The New School for Social Research is a graduate school with a distinctive intellectual tradition that thrives on public debate and cultivates academic rigor. Its small programs encourage close collaboration between students and professors.
The New School for Social Research has always had the characteristic of being both intimate and worldly, as evidenced by passionate discussions in courses and corridors; engagement with the political and cultural life of New York City; and participation in popular and academic institutions around the world.
We recently celebrated the 80th anniversary of the University in Exile, which was the foundation of The New School for Social Research. The University in Exile was founded in 1933 as a home for a small group of distinguished German scholars fleeing Nazism. Their goal was to continue and expand their intellectual engagement, to mentor future generations of scholars, and to pursue academic research and publication.
The roots of our graduate school can be traced further back, to 1919, with the founding of The New School, a forward-looking institution started by progressive and pragmatist educators who pursued a “new” audience and a “new” model for higher education. Their mission was to offer courses to working people from all walks of life, based on the conviction that public debate was essential to an open society and that learning should not be limited by the boundaries of an academic institution.
Today’s New School for Social Research is a remarkable product of the original New School and the University in Exile. We embrace both political scientist Charles Beard’s 1919 insistence on “an impartial and open-minded consideration of present difficulties” and Hannah Arendt’s 1971 plea that scholars avoid standard ideas “which have the socially recognized function of protecting us against reality.”

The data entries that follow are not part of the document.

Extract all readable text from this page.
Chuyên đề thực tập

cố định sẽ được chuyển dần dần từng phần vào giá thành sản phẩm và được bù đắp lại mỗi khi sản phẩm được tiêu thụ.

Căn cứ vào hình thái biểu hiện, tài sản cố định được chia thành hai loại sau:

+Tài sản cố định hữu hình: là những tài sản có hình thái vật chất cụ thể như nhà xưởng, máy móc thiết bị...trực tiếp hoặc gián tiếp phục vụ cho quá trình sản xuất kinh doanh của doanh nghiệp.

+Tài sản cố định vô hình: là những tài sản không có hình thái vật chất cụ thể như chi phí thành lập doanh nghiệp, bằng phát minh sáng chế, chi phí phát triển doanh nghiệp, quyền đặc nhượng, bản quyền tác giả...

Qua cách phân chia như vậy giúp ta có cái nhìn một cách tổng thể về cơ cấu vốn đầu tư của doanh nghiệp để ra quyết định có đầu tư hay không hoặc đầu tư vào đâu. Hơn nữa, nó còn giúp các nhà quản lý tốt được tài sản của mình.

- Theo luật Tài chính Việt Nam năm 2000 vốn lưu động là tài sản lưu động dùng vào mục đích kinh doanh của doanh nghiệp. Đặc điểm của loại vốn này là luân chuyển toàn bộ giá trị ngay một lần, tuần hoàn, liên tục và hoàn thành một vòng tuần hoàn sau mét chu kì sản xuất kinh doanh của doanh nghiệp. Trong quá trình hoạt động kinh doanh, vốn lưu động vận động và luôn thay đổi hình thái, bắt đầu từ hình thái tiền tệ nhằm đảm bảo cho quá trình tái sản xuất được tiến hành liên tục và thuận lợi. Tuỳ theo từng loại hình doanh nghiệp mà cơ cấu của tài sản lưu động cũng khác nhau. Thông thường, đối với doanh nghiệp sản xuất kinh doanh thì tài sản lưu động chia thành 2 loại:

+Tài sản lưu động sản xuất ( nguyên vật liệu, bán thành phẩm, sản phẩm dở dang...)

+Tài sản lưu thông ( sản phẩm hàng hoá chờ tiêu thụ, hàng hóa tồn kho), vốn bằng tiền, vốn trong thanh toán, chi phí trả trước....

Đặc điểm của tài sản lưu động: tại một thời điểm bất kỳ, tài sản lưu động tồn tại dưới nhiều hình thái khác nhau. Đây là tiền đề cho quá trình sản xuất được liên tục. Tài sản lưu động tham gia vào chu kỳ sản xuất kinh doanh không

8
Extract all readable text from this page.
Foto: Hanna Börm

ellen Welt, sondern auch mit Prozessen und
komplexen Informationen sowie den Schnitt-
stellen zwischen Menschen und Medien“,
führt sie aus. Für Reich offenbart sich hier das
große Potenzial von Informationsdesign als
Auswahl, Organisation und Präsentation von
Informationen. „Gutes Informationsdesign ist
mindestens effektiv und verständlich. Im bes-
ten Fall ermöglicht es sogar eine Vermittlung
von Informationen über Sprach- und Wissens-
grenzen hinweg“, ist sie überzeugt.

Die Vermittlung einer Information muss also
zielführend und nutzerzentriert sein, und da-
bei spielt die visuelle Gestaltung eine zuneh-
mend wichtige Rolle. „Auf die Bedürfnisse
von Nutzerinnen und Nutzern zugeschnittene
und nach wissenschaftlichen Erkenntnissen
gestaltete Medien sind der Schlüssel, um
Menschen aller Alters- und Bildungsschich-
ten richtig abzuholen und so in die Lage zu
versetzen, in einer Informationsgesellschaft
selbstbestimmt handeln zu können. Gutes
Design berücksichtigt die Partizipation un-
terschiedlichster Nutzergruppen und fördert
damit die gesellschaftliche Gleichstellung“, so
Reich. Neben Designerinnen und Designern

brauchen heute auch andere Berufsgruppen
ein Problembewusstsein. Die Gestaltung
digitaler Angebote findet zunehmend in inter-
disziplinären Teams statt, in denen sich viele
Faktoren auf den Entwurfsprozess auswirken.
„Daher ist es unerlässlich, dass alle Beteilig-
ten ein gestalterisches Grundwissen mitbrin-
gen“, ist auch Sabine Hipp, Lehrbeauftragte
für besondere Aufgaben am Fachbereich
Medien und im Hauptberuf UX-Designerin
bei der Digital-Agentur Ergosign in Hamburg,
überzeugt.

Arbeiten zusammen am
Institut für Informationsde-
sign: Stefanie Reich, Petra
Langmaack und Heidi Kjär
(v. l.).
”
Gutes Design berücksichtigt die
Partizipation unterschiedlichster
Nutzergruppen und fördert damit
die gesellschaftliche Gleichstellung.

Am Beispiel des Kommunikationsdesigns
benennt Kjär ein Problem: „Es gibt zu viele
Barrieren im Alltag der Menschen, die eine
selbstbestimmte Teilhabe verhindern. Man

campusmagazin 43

Our faculty is united by a sense of the importance of boldly questioning conventional thinking and expanding the boundaries of social thought—from James Miller’s writings on the relation between philosophers’ lives and their ideas and Miriam Ticktin’s scrutiny of humanitarianism in migration policy to Bill Hirst’s investigations of the problems of memory, to mention just a few.
Faculty continue to publish important books and to engage in dialogue in popular media. Some brief but notable examples include books published in 2014 by Federico Finchelstein (The Dirty War, Oxford University Press), Janet Roitman (Anti-Crisis, Duke University Press), and Dmitri Nikulin (Comedy, Seriously, Palgrave Macmillan), and newspaper columns by Simon Critchley (The New York Times) and Teresa Ghilarducci (The Huffington Post).
Recently the New School opened the Center for Capitalism Studies. The center will provide a space for faculty and students to investigate capitalism in its historical context and from the perspectives of economics, policy, ethics, culture, media, and the visual arts. Their work will expand our understanding of how capitalism informs political, technological, and creative actions in the modern world. With support of the Mellon Foundation, the New School for Social Research has just launched a new research center, the Graduate Institute for Design, Ethnography and Social Thought, bringing doctoral students and faculty and visiting scholars together to examine these intersections.
As dean of The New School for Social Research, I am honored to lead this great graduate school of social sciences. I am passionate about the intellectual energy and scholarly productivity generated by our faculty and students, our traditions and history as well as our future. I look forward to you joining our scholarly, productive, and nurturing community at The New School for Social Research.